Today, started out pretty rough.  I ended up yelling at the kids and by the time we were loaded in the car ALL of the children had lost ALL T.V. privileges for the next decade.  I was so frustrated and angry by the time we got to church, I didn't even want to go in.  I didn't want to see all the families with Daddies sitting together. I didn't want to wrestle Marie through the service.  I didn't want to.

But I did, because I believe that when it comes to Spiritual things, when you don't want to do it, that is when you need it the most.

It ended up being one of the best Sundays I have had in a long time.  Through the events of the day, the classes that were taught and the comments that were made, I was humbled.  I felt God's love and His awareness of me and my challenges.  Tonight, as I write this, I am especially glad that I went to church today.

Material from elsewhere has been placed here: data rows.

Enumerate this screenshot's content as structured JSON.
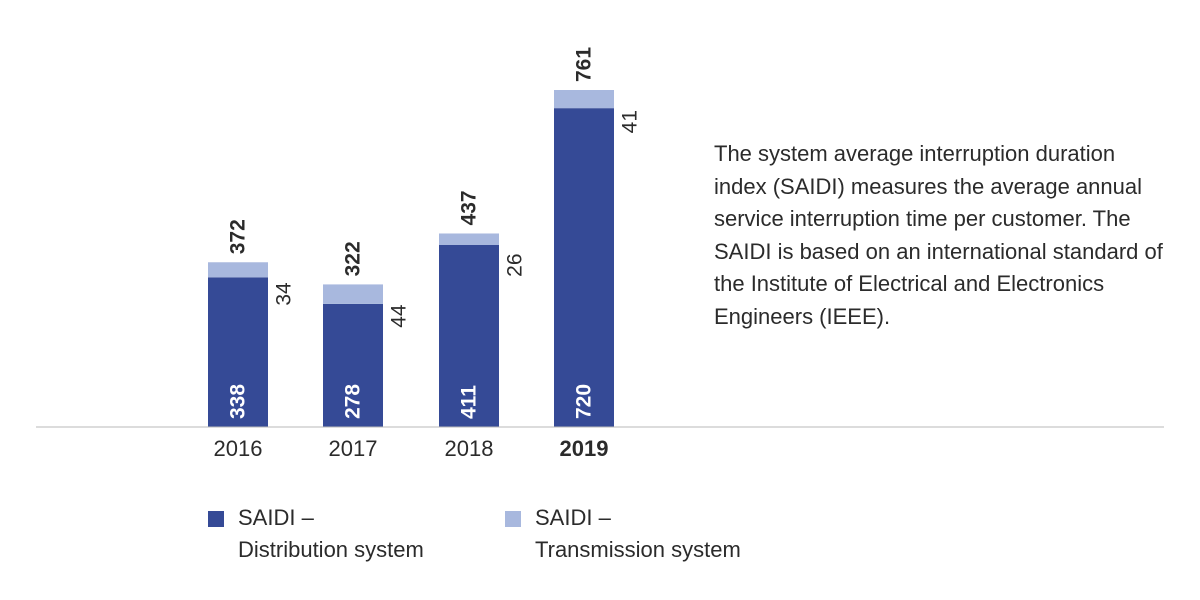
{
  "chart_data": {
    "type": "bar",
    "stacked": true,
    "categories": [
      "2016",
      "2017",
      "2018",
      "2019"
    ],
    "highlight_category": "2019",
    "series": [
      {
        "name": "SAIDI – Distribution system",
        "values": [
          338,
          278,
          411,
          720
        ],
        "color": "#354a96"
      },
      {
        "name": "SAIDI – Transmission system",
        "values": [
          34,
          44,
          26,
          41
        ],
        "color": "#a8b8de"
      }
    ],
    "totals": [
      372,
      322,
      437,
      761
    ],
    "legend_position": "bottom-left",
    "grid": false
  },
  "legend": {
    "distribution": {
      "line1": "SAIDI –",
      "line2": "Distribution system"
    },
    "transmission": {
      "line1": "SAIDI –",
      "line2": "Transmission system"
    }
  },
  "description": "The system average interruption duration index (SAIDI) measures the average annual service interruption time per customer. The SAIDI is based on an international standard of the Institute of Electrical and Electronics Engineers (IEEE)."
}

Deployment survival tip #6--Go to church.  Even if you don't feel like it.


6 comments:

Kelli said...

What a great post! I love the part where they lost all TV privileges for a decade. I HAVE DONE THAT! It made me laugh out loud. Good for you going to church even when it is hard. You are a great example!

stephanie said...

Sundays are the longest days for us too! I've been surrounding myself with friends and trying to plan a special something for the afternoon/evenings to break up the monotony... and make it fly by a little quicker!

texasproudarmywife said...

I think I go "postal" on my kids on a weekly basis because I don't have Gamble to offset the "button pushing" that commences on a daily basis in my house. Sunday is also my worst day but for a different reason - it is my nap day. When you take a nap without a husband to referee, you wake up to more messes than you care to think about and have to clean. Yes, the girls help but it is not the same! I'm always a call or email away if you need to talk.

Lorraine said...

I love you Robin, for your candor but also for your humility & willingness. I believe God sends blessings when we honor His day of rest. There is no real rest with your husband "at work," but you will see the positive results of your choices for many years to come :)

Laura George said...

I totally agree with you about weekends. They are the worst when your hubby is deployed! I always liked to think he is just at work but no fooling your mind on Saturday and Sunday when everyone else is spending the day with their spouse. I am still on my own every other Sunday, good thing the deployments gave me lots of procatice.

Jacqui said...

Wow,poor showing by me here. Is that why you haven't updated?

Mom wants pictures. It is up to you, sistafriend.